Previously, leftjoin(df1, df2, on=:key) resulted in a DataFrame with rows ordered the same as df1. I know it was documented that this could change, but I also bet I wasn’t the only one that had code relying on it.

To the others who were relying on it, what do you do now? Make an index column and sort!?

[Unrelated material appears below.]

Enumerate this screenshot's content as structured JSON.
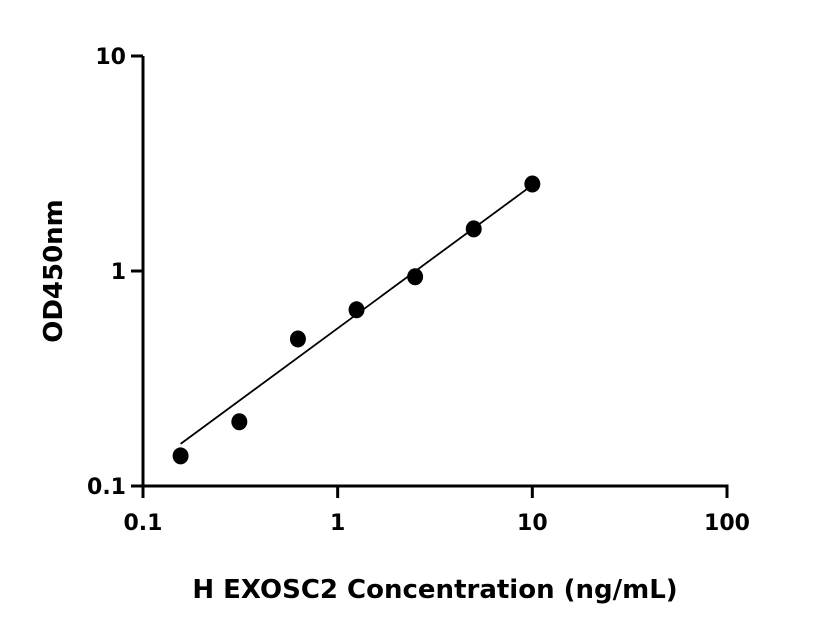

Could you please elaborate on this in https://github.com/JuliaData/DataFrames.jl/issues/2753. I would add the kwargs I discuss there relatively quickly when we reach a consensus what options for what joins we want.

2 Likes

For the interested people (as many ask about it) in The state of DataFrames.jl H2O benchmark - #14 by bkamins I have summarized the conclusions from the latest H2O benchmark.

2 Likes

DataFrames.jl 1.2.0 is out. Here you can find the release notes. I have also written a blog post explaining the key user visible changes it introduces.

19 Likes

DataFrames.jl 1.3.0 is out.

It is a major release much bigger than recent releases. It is expected that, hopefully, we managed to fix all key missing parts in the package to make it feature complete.

Development towards 1.4.0 will continue by adding additional features requested by the users. I expect to have this release around JuliaCon 2022 (unless something unexpected happens).

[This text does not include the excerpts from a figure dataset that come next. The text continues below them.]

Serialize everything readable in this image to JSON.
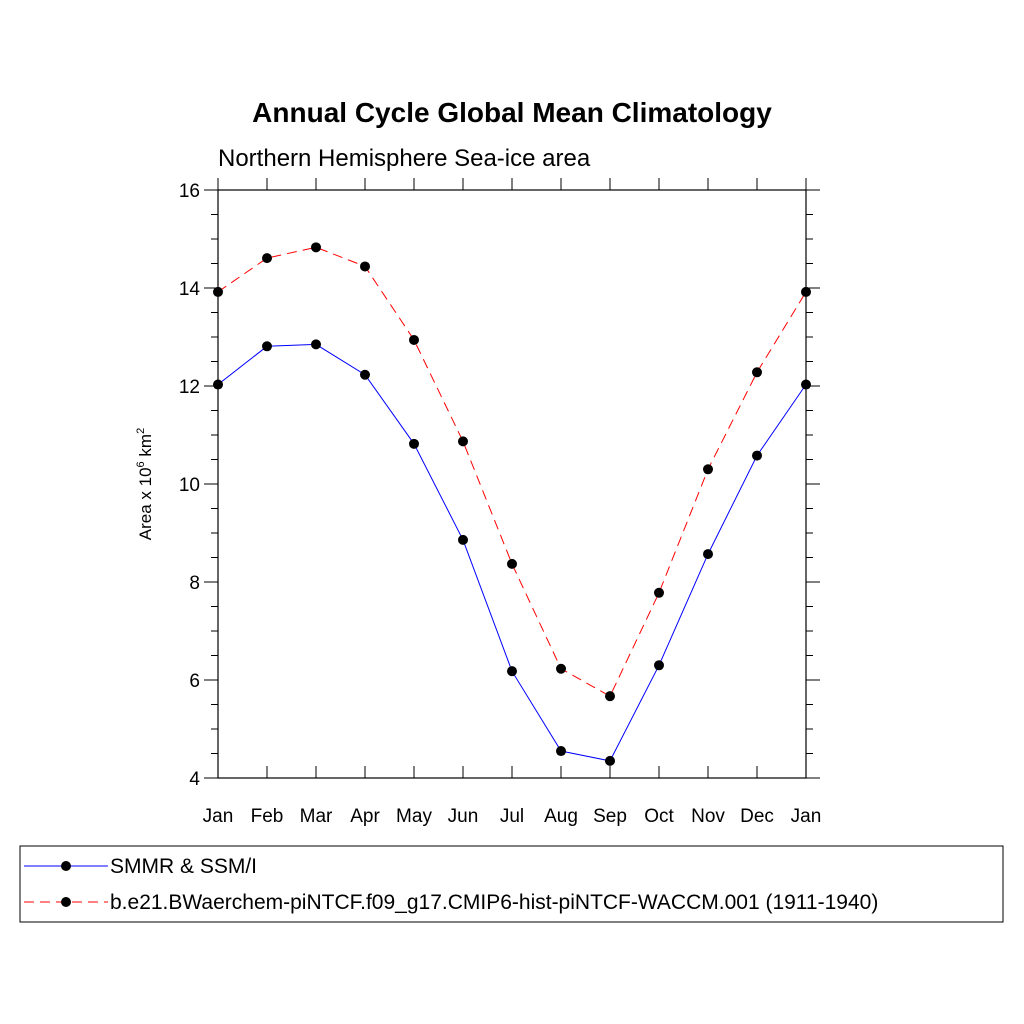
{
  "chart_data": {
    "type": "line",
    "title": "Annual Cycle Global Mean Climatology",
    "subtitle": "Northern Hemisphere Sea-ice area",
    "ylabel": "Area x 10",
    "ylabel_sup1": "6",
    "ylabel_unit": " km",
    "ylabel_sup2": "2",
    "xlabel": "",
    "categories": [
      "Jan",
      "Feb",
      "Mar",
      "Apr",
      "May",
      "Jun",
      "Jul",
      "Aug",
      "Sep",
      "Oct",
      "Nov",
      "Dec",
      "Jan"
    ],
    "ylim": [
      4,
      16
    ],
    "yticks": [
      4,
      6,
      8,
      10,
      12,
      14,
      16
    ],
    "yminor_step": 0.5,
    "grid": false,
    "legend_position": "bottom",
    "series": [
      {
        "name": "SMMR & SSM/I",
        "color": "#0000ff",
        "dash": "solid",
        "values": [
          12.03,
          12.81,
          12.85,
          12.23,
          10.82,
          8.86,
          6.18,
          4.55,
          4.35,
          6.3,
          8.57,
          10.58,
          12.03
        ]
      },
      {
        "name": "b.e21.BWaerchem-piNTCF.f09_g17.CMIP6-hist-piNTCF-WACCM.001 (1911-1940)",
        "color": "#ff0000",
        "dash": "dashed",
        "values": [
          13.92,
          14.61,
          14.83,
          14.44,
          12.94,
          10.87,
          8.37,
          6.23,
          5.67,
          7.78,
          10.3,
          12.28,
          13.92
        ]
      }
    ]
  }
}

Here you can find the detailed release notes. See also NEWS.md for a list of relevant changes in the package.

Let me briefly summarize the most important changes and additions (in total 125 PRs were merged since 1.2.2 release which is a lot) this will be brief so it assumes you know the functionality of the package, I will soon write a blog post explaining these changes for newcomers):

  • in groupby now users have more control on resulting group order (this resolves the issue previously groupby was implemented to produce the group ordering that is fastest to create by default, which is unintuitive in certain use cases; now sort keyword argument is improved and allows more control from the user if this is desired);
  • if SubDataFrame was created with : column selector (i.e. it contains all columns of its parent) then you can add new columns to such data frame in all functions (the filtered out rows get filled with missing value)
  • delete! is deprecated in favor of deleteat! fixing the inconsistency with how what these functions are used for in Julia Base
  • leftjoin! is added allowing for in-place joining of data frames (and it is fast)
  • in source .=> transformation .=> destination form of the transformation minilanguage the Cols, Between, All and Not selectors support broadcasting;
  • fix a bug in handling of keyword arguments in sorting related functions that in some cases allowed passing tuples (support of which was removed in 1.0 release) and in some other cases lead to stack overflow;
  • transformations having a form AsTable(...) => ByRow(sum) (and other standard reduction functions) are now fast even when many columns are selected (solving a long standing performance bottleneck)
  • In DataFrames.jl 1.4 release on Julia 1.7 or newer broadcasting assignment into an existing column of a data frame will replace it. Under Julia 1.6 or older it will be an in place operation. (this is an unfortunate difference in behavior between versions of Julia - it is impossible to implement it differently due to limitations of Julia Base; that is why a clear announcement of this discrepancy is made now and the change will be made effective in DataFrames.jl 1.4)

Before I wrap up let me thank everyone who contributed towards this release!

50 Likes

Hi, I didn’t notice the announce for the underlying change in Julia 1.7. Can you give me a pointer?